A lean running motorcycle will be known for slow performance, exhaust pipes running hotter than normal which can turn blue, and if the spark plugs wear out faster than normal. This is because the excess air makes the mixture burn much hotter than it should.
A poorly running motorcycle engine is usually caused by clogged jets inside the carburetor. When the jets are clogged, that means not enough fuel is being delivered, so there is too much air in the mixture. It could also be as simple as turning the carburetor idle screw to adjust the fuel / air mixture. For more information on how your motorcycle runs tight, check out my other article here.
Running rich: a lot of air in the motorcycle carburetor
Sometimes a motorcycle that runs rich is seen as the opposite of a motorcycle that runs poor. Running rich means that there is too much fuel in the air / fuel ratio inside the carburetor and in turn will cause the motorcycle to run poorly. When too much fuel is added and there is not enough air, you will likely notice that your motorcycle smells strongly of fuel, you will notice a fuel leak (probably from the carburetor), and poor overall motorcycle performance. Some motorcycles naturally smell like fuel, but if you notice an excessive amount of this smell, you are probably getting rich.

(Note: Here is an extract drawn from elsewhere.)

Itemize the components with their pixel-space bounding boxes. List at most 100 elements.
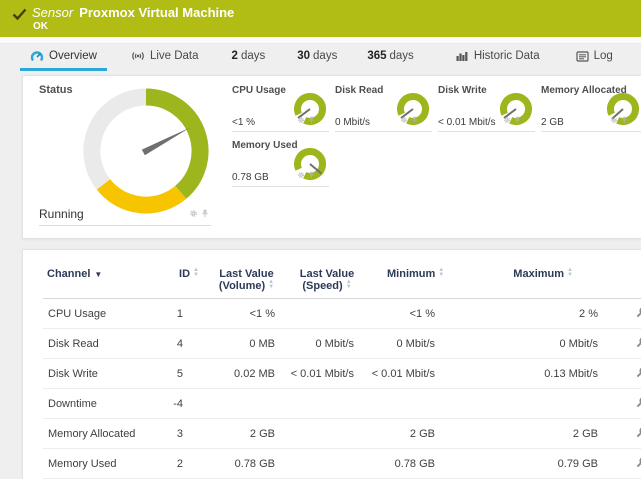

Fortunately, there are several ways to fix a motorcycle in full swing. Such ways can include adjusting the air / fuel screw, fixing a punctured needle, fixing stuck open floats, and fixing stuck butterfly valves. (all that are part of the carburetor). Click here to see my other article for more details on how to fix a good running motorcycle.
carburetor with larger fuel input
While some motorcycle owners purposely fuel their motorcycles, it is not something that should be happening normally. There are several reasons why a motorcycle can unintentionally get more gasoline , but two of the main reasons will include too much fuel or too little fuel being delivered (lean or rich) from the carburetor . If there is too much fuel present, the combustion process may not be able to burn all of the fuel, pushing some of it into the exhaust pipes. Then the fuel will burn due to the extreme temperatures in the pipes, giving it a loud pop sound.
With too little fuel there is too much air and fuel has a hard time burning. As soon as the exhaust valve opens and the air / fuel mixture hits the hot exhaust header, the fuel ignites and makes a loud sound. For more information on the reasons why your motorcycle is failing, check out my other article here.
Sputtering: how a motorcycle carburetor works
If you have a motorcycle that sputters, the carburetor is probably the culprit. There are three main reasons including a vacuum leak, a fuel leak, and being out of tune. A carburetor vacuum leak can cause the motorcycle to sputter because it causes a disruption in the proper air-to-fuel ratio mixture, resulting in poor motorcycle performance. Vacuum leaks are usually caused by intake boots that are cracked or brittle. A fuel leak from the carburetor will also upset the air / fuel ratio because it goes elsewhere.